Market Shock: Rates move 150 bps in a month (like after SVB). Your EVE metric jumps. Are you in breach?

It depends on your policy. If the policy says "calculated at month-end," then yes, you're measured at month-end. You probably breach, you report it, and you have a 30-day remediation plan. Smart policies acknowledge this: "Intramonth movements are not considered breach events unless maintained through the month-end measurement date."

A New Business: Commercial lending wants to launch a "floating-rate small business loan program." This will increase rate sensitivity. Where does the decision live?

It should live partially in ALCO. ALCO should model the impact on EVE and NII, confirm it stays within policy, and approve the program's balance sheet implications. Business lines shouldn't be able to launch new products that materially affect IRR without ALCO sign-off.

The Hedging Gray Area: The Treasurer wants to enter a 2 billion notional interest rate swap to reduce asset sensitivity. The swap is off-balance-sheet. Does it count against the IRR policy limit?

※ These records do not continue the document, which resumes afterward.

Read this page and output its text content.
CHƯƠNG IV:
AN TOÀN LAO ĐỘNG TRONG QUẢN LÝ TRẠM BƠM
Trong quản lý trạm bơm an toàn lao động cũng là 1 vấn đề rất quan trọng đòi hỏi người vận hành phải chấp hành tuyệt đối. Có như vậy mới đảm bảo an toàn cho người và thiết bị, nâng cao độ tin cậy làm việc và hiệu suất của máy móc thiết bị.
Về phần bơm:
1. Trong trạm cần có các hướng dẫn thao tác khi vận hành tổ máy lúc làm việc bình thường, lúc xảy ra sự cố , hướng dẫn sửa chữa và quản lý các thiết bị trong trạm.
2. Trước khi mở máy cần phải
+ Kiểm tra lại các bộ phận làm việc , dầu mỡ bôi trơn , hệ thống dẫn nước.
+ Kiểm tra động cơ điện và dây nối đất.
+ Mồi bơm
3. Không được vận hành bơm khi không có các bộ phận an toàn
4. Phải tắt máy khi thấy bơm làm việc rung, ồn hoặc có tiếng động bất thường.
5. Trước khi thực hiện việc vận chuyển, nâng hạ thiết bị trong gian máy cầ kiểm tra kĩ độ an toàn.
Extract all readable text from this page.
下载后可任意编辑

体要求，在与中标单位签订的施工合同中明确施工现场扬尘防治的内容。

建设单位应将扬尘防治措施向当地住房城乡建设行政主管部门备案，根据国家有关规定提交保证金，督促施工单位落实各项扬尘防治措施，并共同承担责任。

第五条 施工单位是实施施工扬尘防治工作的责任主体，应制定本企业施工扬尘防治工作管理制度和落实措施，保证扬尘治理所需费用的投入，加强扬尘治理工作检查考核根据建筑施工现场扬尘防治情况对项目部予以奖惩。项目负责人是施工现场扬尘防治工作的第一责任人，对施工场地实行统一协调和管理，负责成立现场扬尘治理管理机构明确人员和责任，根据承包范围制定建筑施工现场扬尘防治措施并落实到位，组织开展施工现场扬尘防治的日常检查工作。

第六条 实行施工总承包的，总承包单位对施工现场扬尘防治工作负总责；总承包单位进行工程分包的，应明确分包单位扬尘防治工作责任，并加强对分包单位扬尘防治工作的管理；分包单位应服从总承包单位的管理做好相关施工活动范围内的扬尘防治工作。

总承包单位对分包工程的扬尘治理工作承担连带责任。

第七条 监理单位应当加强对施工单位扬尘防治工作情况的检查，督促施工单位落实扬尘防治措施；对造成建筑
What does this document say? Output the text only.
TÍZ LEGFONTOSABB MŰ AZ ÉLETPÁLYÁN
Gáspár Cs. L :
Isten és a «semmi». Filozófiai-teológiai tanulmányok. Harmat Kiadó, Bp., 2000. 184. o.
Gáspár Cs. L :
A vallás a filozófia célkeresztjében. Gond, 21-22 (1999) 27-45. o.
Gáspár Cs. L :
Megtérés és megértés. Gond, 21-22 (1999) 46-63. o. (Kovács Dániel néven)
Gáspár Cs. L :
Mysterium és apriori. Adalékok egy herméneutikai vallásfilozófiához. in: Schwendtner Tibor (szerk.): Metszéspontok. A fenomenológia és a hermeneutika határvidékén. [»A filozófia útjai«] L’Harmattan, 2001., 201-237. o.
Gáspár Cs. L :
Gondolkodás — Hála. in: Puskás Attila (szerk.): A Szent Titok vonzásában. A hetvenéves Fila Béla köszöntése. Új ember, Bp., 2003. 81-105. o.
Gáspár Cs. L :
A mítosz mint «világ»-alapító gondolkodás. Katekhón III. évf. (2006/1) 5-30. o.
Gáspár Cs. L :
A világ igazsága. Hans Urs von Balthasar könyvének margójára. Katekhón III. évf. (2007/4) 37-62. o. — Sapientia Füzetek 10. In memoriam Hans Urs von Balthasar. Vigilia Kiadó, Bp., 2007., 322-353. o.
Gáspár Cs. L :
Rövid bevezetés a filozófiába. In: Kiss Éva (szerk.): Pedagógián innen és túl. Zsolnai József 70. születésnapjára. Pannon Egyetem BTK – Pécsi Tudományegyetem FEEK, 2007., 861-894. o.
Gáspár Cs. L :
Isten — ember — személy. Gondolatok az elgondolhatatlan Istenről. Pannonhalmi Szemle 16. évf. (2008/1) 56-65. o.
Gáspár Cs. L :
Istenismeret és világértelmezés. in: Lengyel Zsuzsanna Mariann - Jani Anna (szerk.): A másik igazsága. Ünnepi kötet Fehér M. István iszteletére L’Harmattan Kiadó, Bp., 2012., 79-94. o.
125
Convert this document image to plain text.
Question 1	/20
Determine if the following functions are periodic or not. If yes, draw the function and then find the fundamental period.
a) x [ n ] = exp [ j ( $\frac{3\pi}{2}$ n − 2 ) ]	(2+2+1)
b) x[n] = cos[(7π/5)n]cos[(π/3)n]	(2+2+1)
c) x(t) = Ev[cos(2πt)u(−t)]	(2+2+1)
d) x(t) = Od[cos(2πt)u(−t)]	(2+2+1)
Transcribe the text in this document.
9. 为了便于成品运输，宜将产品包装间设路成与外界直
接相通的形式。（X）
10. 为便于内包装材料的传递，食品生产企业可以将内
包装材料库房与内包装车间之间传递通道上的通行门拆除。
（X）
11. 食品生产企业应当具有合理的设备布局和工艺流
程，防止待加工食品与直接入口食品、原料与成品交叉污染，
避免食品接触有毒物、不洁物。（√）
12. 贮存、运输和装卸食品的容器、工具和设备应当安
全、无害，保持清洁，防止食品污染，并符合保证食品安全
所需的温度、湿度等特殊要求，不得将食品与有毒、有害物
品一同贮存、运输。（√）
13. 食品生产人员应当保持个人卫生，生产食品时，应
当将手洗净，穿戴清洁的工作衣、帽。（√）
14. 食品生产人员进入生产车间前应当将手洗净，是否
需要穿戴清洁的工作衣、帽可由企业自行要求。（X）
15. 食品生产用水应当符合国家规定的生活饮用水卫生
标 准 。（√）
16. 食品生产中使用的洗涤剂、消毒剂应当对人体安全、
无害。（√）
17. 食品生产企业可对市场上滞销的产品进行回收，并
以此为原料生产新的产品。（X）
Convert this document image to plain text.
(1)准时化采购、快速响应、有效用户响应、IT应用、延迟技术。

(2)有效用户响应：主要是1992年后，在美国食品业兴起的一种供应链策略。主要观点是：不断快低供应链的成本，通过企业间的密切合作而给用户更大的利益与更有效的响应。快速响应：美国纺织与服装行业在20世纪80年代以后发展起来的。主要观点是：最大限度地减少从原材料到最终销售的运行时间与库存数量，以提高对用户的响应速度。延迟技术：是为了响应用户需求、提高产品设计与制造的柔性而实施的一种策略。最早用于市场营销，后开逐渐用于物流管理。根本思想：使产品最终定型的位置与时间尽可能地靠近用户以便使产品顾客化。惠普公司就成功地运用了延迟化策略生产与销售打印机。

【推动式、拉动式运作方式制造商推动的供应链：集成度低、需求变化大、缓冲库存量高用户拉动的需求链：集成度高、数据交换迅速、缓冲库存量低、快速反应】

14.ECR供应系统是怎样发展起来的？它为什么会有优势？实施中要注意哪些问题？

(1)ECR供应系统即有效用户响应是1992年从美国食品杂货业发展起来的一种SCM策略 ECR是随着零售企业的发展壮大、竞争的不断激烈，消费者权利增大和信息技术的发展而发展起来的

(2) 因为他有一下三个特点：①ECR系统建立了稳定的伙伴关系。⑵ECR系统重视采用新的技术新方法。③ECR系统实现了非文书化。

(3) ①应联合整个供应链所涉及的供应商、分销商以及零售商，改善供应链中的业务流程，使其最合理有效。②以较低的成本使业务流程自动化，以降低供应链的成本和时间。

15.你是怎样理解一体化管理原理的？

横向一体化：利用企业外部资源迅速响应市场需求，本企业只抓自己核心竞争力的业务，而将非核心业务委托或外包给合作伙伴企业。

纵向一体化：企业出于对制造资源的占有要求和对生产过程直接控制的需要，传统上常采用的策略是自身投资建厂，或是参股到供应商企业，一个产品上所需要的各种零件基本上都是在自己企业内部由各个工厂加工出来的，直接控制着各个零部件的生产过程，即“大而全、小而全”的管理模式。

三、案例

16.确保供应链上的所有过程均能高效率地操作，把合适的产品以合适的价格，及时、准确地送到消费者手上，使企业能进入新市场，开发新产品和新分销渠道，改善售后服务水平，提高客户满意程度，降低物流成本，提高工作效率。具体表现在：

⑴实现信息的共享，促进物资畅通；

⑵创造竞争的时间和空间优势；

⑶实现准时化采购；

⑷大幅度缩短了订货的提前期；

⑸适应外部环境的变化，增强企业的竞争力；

Absolutely yes. The policy should say: "All interest rate derivatives count toward measurement and limits, regardless of accounting treatment. The economic impact of the swap is incorporated into EVE and NII." If you don't say this, you'll have endless arguments.

Takeaway

A mature IRR policy is:

• Clear on measurement and limits


• Realistic in calibration


• Accountable in governance


• Strict on breach protocol


• Reviewed annually and amended when needed

If your policy is weak (vague, loose limits, no breach protocol, rarely reviewed), fix it. Bring it to ALCO, get board approval, and enforce it. A strong IRR policy is one of the best tools you have to manage balance sheet risk systematically.